Dawn and Ash can fly!

as seen in Hungry for the Good Life!. Team Rocket's ship was hundreds of feet into the air, and yet Dawn and Ash are somehow able to jump and get on it. Anime physic? --☆YoshisWorld☆ 12:54, 1 September 2011 (UTC) Probably. サトシ 22:16, 16 January 2012 (UTC)

Pokemon consuming more than it's own body weight

Now, in the D/P episode Gotta Get A Gible, Gible was shown to completely eat Team Rockets mecha with ease, i mean, cmon think about iy, the mecha was like 1000x the size and weight of Gible, It wouldnt be possible for something as small as Gible to be able to completely consume a 10t mecha, especially in the way Gible did, i think this is another thing to add, but thats just my opinion.TyphlosionTrent 06:48, 24 October 2011 (UTC)

Say hello to my (not so) little friend. :P Jo the Marten ಠ_ಠ 07:07, 24 October 2011 (UTC)

Animé sometimes closer to real physics/logic than the games

Albeit very rare, they are some instances where the Animé is closer to real physics/logic.
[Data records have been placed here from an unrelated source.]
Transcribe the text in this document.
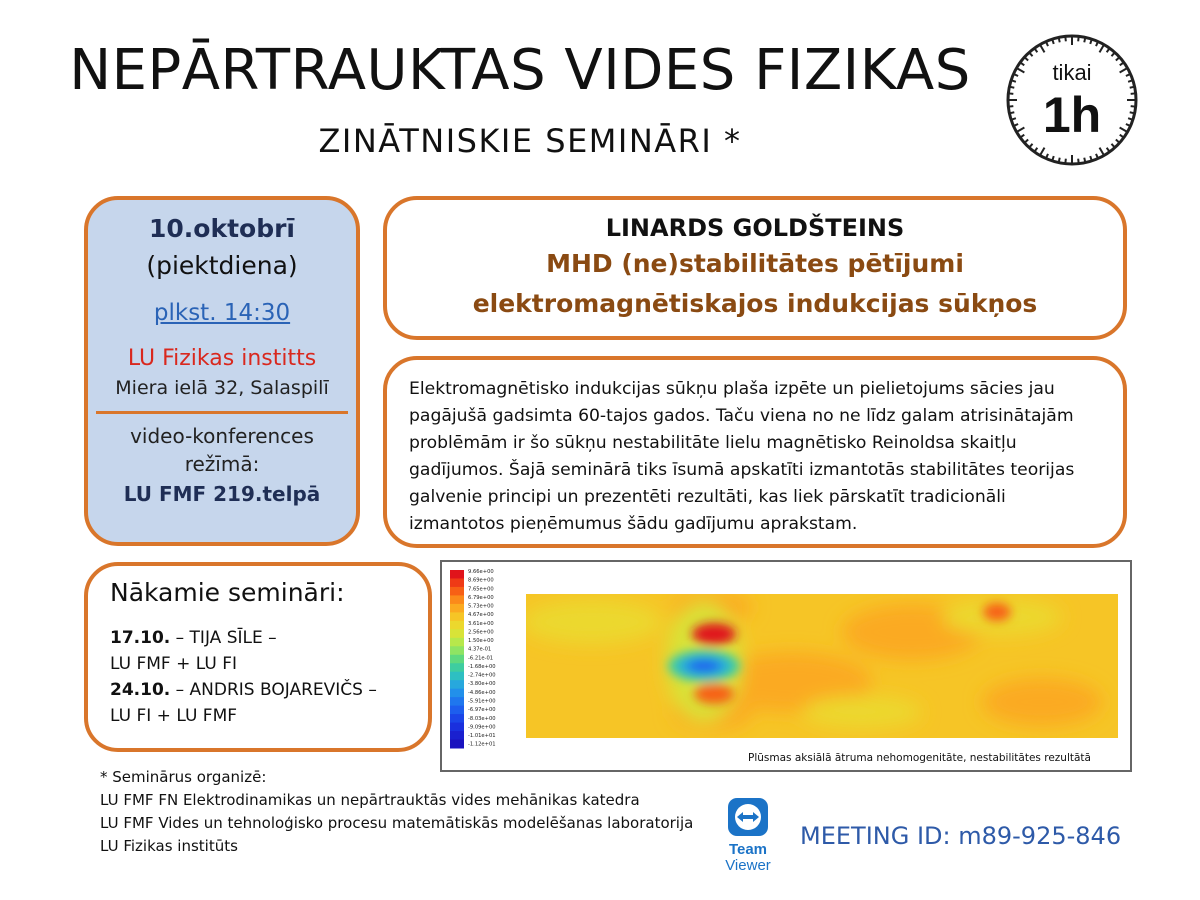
NEPĀRTRAUKTAS VIDES FIZIKAS
ZINĀTNISKIE SEMINĀRI *
tikai
1h
10.oktobrī
(piektdiena)
plkst. 14:30
LU Fizikas institts
Miera ielā 32, Salaspilī
video-konferences
režīmā:
LU FMF 219.telpā
LINARDS GOLDŠTEINS
MHD (ne)stabilitātes pētījumi
elektromagnētiskajos indukcijas sūkņos

Elektromagnētisko indukcijas sūkņu plaša izpēte un pielietojums sācies jau pagājušā gadsimta 60-tajos gados. Taču viena no ne līdz galam atrisinātajām problēmām ir šo sūkņu nestabilitāte lielu magnētisko Reinoldsa skaitļu gadījumos. Šajā seminārā tiks īsumā apskatīti izmantotās stabilitātes teorijas galvenie principi un prezentēti rezultāti, kas liek pārskatīt tradicionāli izmantotos pieņēmumus šādu gadījumu aprakstam.

Nākamie semināri:
17.10. – TIJA SĪLE –
LU FMF + LU FI
24.10. – ANDRIS BOJAREVIČS –
LU FI + LU FMF
9.66e+00
8.69e+00
7.65e+00
6.79e+00
5.73e+00
4.67e+00
3.61e+00
2.56e+00
1.50e+00
4.37e-01
-6.21e-01
-1.68e+00
-2.74e+00
-3.80e+00
-4.86e+00
-5.91e+00
-6.97e+00
-8.03e+00
-9.09e+00
-1.01e+01
-1.12e+01
Plūsmas aksiālā ātruma nehomogenitāte, nestabilitātes rezultātā
* Seminārus organizē:
LU FMF FN Elektrodinamikas un nepārtrauktās vides mehānikas katedra
LU FMF Vides un tehnoloģisko procesu matemātiskās modelēšanas laboratorija
LU Fizikas institūts	Team
Viewer
MEETING ID: m89-925-846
An example is seen in 'Noodles! Roamin' Off!' where Seviper hits Metagross with Poison Tail, something that the game engine would render impossible. But since the attack is executed with the tail itself, it hits Metagross. Another, as seen in 'Pokémon Double Trouble' shows Charizard getting hit by Marowak's Bonemerang, despite being partly flying-type. Or the hits with Shadow Ball on normal-type Pokémon, and i am pretty sure they are more. This is due to the Animé is not bound to certain algorithms, like the game and so provides more room to showcase the Pokémon battles more realistic.

The question is - should this really fall under Animé physics or is it worth mentioning explicitly?